One of the most fascinating aspects about the Grimace Shake and the nostalgia-fueled millions McDonald’s raked in is that the movement was fueled by a nostalgia for a character many of the creators didn’t grow up with, at least not in the sense that children of the 70s, 80s, and 90s did. And McDonald’s, to its credit, simply let the sprinkles fall where they may—if that meant all over the sidewalk in the dark next to another spilled shake, well, consumers always knew where to get another one. And to Triana’s point, most of the videos were explicitly not offensive or insensitive; bizarre, yes, beguiling, surely, but often with the same sensibility—this is fun. We’re having fun. A trip to McDonald’s to get a Grimace Shake is fun, and no marketing department could have pushed that kind of content in the organic, radical, wildfire way that it spread from the consumers themselves. Like the setup to a knock-knock joke, we all knew the direction the videos were headed. That the punchlines were as creative as they were lent further power to the punch; always a shake, spilled; always a laugh, had.

“For marketers in the F&B space, humor must be taken in stride and brands have to be ready to respond quickly to potential spikes in trends (even if they are not what you expected),” said Bianca Hanson, marketing director at Uncorked Creative, to The Food Institute.

“Mars retired their M&M ‘spokescandies’ only to quickly bring them back. Why? Their recognizable, friendly nature was too important to bury,” she added. “Planters retired Mr. Peanut only to replace him with another peanut because who is Planters without their nutty mascot? Having a mascot that makes consumers laugh and hit ‘share’ can be a saving grace in the oversaturated market.”

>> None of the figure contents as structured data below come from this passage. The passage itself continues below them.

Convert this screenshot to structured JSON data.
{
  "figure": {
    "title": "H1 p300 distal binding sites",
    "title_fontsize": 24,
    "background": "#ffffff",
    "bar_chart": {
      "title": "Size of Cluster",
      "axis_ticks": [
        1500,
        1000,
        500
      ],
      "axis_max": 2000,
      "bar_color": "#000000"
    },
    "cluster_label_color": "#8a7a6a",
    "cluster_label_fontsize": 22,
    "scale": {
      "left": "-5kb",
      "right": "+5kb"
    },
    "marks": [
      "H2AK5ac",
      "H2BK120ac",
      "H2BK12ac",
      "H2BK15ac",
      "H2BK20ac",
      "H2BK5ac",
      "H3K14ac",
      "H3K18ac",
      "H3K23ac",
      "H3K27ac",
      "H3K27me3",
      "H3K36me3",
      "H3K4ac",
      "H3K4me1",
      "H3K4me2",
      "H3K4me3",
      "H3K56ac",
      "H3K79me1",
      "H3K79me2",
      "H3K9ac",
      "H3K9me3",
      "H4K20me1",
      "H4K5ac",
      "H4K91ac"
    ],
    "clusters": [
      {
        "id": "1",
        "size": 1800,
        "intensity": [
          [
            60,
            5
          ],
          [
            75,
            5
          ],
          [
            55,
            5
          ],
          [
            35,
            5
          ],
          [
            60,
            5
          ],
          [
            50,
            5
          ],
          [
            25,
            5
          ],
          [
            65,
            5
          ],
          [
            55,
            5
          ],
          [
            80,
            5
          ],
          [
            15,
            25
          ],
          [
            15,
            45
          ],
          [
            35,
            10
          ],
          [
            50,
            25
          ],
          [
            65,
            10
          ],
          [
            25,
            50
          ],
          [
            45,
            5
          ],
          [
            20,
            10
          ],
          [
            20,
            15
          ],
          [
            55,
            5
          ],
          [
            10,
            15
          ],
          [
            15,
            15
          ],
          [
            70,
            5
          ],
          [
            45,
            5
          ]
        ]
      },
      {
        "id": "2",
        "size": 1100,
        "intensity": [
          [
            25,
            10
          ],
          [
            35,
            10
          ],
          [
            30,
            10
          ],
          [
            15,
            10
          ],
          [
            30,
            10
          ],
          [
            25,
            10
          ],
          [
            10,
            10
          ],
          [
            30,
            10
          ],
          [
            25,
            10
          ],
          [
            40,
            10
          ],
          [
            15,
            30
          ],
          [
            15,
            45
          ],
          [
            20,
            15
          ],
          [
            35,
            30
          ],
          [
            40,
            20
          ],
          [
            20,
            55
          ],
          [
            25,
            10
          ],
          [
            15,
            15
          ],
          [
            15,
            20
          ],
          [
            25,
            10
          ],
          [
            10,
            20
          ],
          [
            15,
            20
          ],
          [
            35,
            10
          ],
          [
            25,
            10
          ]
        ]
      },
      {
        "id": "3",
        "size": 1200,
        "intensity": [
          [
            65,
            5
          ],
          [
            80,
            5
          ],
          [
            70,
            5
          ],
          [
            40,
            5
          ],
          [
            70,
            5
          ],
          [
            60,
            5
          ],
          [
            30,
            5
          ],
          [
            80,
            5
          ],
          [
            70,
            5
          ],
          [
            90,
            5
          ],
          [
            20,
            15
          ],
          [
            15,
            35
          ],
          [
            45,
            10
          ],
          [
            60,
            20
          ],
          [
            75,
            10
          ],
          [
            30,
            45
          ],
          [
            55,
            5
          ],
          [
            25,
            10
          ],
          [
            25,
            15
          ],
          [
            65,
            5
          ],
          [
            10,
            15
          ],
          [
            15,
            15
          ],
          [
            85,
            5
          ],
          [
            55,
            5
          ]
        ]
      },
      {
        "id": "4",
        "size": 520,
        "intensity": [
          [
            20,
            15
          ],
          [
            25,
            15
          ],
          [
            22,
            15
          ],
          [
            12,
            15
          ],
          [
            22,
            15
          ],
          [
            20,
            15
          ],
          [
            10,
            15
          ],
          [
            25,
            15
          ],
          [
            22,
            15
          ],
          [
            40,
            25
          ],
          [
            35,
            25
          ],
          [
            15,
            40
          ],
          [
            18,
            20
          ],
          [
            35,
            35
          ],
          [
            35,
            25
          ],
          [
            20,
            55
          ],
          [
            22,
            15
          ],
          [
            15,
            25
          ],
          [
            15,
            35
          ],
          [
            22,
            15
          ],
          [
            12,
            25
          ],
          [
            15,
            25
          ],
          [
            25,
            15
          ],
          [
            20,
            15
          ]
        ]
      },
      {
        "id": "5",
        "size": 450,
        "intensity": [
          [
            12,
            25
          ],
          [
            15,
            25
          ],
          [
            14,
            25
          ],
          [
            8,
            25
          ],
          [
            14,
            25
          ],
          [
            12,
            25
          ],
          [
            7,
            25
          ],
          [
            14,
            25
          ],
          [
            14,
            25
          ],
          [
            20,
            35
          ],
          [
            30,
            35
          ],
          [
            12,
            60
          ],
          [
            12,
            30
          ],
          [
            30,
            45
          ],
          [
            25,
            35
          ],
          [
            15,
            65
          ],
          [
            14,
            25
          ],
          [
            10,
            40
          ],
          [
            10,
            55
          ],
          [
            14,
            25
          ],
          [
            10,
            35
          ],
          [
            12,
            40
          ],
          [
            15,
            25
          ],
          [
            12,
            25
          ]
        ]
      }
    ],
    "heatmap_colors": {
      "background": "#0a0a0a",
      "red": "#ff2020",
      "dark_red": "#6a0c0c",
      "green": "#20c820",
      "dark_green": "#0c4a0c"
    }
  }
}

Looking back, the Grimace Shake really had it all, and did it all, for McDonald’s. It lent credence to some of the brand’s oldest ambassadors and to the values they represent; it captured the imaginations of consumers young and old, new and experienced; it went viral in the way few corporate products do; most importantly, the Grimace Shake crusade was led by consumers in the name of farce and not by marketers in the name of consumerism. Since there’s no accounting for taste, the Grimace Shake achieved, in many ways, Susan Sontag’s description of camp, as the masses “[turned their backs] on the good-bad axis of ordinary aesthetic judgment;” consumers simply associated the frissons of hilarity with a berry-flavored shake that proffered outsize value to those who bought it and hit record, churning the engines of American commerce at the end of what is hopefully a season of inflation, frustration, and for many consumers and businesses alike, economic strife.

“The connoisseur of Camp [finds pleasure] in the coarsest, commonest pleasures, in the arts of the masses,” Sontag wrote. Is there a better description for contemporary social media—and the Grimace videos that live in perpetuity—than that? In this case, McDonald’s was the beneficiary from the viral arts of the masses and Grimace the purple, profitable portrait from and on behalf of McDonald’s. And like controversial art and wildfire food trends, nobody saw it coming.

And it might not even be over. To capture the future, McDonald’s is once again looking to the past. Fresh off Grimace’s birthday and its Q2 earnings report, McDonald’s announced it will test a spinoff restaurant, CosMc’s, in a handful of sites in early 2024. More plans will be revealed at its investor day in December. CosMc was a McDonaldland mascot who appeared in the 80s and 90s, an alien who craves McDonald’s food.

Audacious, sublime, organic—these are the hallmarks of profit for brands wise enough to be confident in their values and lucky enough to thread the needle between quality-controlled seriousness and edge-of-the-internet frivolity. One only wonders what will happen as Halloween (and the beginning of Q4) approaches and what next summer’s earnings report will hold for the golden arches.